Sermon Talking Points
Read sermons at:   http://thejoshuavictortheory.blogspot.com
Listen at:  http://thejoshuavictortheory.podbean.com

1.    Matthew 20:1-16 tells a parable about the kingdom of heaven. What things are noticeably different about the way God’s kingdom works than the way the world operates? What does this picture point us to? Hint: vs. 14-15. What key principle of God’s kingdom is shown here?
2.    Take yourself out of the world of full-time employment, and put yourself in the pool of people searching for daily employment. How vital to your existence is that daily wage? How does this change your perception of the claim of “unfairness” in v. 11-12. Were the first laborers really treated unfairly? Would the last workers survive on 1/12th day’s wage?
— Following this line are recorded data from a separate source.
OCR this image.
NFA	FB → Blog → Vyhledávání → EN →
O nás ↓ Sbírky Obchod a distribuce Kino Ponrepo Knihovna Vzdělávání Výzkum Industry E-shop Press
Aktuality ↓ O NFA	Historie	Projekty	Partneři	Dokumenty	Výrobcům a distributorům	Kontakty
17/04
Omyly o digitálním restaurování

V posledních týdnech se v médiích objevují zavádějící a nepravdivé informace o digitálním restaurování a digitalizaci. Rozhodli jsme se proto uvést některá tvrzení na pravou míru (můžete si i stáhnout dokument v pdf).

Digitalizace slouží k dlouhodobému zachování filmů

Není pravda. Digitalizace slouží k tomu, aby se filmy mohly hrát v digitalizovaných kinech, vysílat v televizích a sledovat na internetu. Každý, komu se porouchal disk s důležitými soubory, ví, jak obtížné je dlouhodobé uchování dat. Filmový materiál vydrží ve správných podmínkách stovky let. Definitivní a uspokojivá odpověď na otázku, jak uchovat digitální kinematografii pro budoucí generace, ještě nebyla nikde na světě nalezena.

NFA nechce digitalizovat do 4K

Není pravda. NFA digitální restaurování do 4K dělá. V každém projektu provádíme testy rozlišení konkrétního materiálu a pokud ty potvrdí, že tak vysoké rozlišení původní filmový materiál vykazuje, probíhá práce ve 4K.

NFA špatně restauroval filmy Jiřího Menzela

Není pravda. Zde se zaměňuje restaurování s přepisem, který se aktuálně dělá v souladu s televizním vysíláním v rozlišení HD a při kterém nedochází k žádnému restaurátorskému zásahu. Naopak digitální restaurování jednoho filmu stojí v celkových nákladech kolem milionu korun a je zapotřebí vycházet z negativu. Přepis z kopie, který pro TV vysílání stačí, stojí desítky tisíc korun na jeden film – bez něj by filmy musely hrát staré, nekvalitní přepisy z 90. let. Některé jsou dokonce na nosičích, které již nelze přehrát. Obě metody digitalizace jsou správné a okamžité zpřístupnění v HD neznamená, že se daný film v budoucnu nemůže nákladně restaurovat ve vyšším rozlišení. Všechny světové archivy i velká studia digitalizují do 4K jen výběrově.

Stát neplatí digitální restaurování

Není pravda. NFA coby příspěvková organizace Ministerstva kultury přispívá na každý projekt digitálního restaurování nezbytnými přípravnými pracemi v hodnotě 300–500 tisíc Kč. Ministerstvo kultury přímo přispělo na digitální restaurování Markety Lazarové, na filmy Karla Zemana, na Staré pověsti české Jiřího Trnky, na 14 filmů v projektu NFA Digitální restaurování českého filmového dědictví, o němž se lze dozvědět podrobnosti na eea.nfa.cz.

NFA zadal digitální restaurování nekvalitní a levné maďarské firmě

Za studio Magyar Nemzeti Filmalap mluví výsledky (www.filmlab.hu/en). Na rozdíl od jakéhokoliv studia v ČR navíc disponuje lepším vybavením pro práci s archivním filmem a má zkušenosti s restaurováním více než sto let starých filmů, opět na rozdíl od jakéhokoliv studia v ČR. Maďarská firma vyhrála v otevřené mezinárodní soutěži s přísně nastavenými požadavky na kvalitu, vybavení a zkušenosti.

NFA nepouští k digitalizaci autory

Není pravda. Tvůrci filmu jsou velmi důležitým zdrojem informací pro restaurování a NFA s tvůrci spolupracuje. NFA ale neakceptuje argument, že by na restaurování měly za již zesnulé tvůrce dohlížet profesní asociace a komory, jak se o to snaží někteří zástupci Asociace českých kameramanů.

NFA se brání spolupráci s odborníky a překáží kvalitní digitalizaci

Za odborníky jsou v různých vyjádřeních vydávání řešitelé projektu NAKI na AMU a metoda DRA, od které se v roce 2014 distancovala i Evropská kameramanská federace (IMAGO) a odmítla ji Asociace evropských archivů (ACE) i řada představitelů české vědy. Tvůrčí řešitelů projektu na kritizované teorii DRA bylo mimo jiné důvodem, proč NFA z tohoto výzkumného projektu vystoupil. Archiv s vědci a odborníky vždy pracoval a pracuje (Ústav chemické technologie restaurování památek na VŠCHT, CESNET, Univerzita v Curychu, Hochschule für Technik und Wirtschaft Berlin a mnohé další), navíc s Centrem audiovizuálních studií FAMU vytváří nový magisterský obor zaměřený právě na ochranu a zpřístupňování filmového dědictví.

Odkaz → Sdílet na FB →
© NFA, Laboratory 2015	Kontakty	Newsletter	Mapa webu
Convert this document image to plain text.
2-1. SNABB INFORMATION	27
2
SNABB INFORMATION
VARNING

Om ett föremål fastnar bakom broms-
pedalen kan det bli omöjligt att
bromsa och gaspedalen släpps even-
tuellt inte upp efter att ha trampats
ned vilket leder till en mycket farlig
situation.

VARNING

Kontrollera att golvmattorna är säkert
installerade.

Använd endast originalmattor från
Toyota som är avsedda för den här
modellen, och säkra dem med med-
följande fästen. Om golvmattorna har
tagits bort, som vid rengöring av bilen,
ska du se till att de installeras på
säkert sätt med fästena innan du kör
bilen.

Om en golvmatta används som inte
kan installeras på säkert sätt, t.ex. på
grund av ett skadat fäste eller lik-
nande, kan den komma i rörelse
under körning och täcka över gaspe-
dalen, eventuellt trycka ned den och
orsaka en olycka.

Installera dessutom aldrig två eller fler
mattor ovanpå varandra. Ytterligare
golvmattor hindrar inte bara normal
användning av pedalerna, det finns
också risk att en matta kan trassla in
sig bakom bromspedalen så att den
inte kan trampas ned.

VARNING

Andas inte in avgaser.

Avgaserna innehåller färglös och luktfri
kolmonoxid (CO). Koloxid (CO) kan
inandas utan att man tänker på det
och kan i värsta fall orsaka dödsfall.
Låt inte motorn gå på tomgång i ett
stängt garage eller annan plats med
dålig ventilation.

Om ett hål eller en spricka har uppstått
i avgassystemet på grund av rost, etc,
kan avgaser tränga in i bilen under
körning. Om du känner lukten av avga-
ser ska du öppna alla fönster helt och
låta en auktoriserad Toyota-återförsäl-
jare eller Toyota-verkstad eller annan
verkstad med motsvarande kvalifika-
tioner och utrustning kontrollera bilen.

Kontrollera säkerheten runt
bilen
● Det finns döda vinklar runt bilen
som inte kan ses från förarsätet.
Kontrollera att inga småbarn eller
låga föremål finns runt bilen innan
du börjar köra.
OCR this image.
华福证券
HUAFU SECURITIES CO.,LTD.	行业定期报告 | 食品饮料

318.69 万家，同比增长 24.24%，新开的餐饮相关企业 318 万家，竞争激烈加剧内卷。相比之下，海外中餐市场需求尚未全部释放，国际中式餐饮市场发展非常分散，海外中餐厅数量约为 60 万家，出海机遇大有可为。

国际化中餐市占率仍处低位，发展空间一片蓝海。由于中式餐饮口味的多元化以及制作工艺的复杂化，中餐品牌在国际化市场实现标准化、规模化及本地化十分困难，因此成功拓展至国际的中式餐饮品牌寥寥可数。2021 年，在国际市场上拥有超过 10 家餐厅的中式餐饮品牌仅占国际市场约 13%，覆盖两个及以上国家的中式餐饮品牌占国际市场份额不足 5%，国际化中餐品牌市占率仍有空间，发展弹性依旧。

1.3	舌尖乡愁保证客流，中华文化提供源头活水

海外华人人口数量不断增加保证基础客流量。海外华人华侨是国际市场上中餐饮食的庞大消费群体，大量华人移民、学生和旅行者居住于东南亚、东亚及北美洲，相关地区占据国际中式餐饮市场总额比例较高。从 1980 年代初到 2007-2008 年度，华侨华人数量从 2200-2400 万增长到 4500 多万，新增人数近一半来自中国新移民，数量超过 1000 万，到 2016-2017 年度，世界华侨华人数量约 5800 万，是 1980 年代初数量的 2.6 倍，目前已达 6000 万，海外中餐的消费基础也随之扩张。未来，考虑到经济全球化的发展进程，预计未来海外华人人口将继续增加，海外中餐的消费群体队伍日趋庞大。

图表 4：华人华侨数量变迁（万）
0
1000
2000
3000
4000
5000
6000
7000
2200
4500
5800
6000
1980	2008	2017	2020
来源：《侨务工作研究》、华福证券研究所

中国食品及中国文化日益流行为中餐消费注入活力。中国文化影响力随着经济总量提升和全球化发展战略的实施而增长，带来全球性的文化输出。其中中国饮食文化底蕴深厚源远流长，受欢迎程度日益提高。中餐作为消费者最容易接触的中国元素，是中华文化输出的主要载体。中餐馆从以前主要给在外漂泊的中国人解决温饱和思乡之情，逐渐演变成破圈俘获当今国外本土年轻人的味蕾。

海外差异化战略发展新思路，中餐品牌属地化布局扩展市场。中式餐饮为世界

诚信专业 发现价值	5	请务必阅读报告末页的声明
3.    Why are we so demanding of recognition and reward for our work? Since that is not the principle God is operating by in His kingdom, why is it harmful to us and others to begrudge God’s generosity?
4.    Does this parable disregard the value of work, or discourage work in any way? Why is that not a correct understanding of the parable? What is the point that it’s communicating?
5.    What deep joy and comfort is there for us to find in God’s generosity? How do God’s kingdom gifts come to us and all in equal measure, regardless of our status, to all who enter His vineyard to work? What are those gifts of Christ we already enjoy now? How would our lives be impacted, and those of others, if we employed more of that generosity and kindness toward others?
6.    When we put ourselves first, what will God do? Matthew 20:16; 23:12. Who does God raise up or exalt? God’s generosity, by definition, is not earned by us, nor is it up for sale or negotiation. Read Ephesians 2:1-10 to reflect both on the depth of our need for God’s generosity, and the ways and the reasons He shows it. Also how immeasurable and excellent it truly is!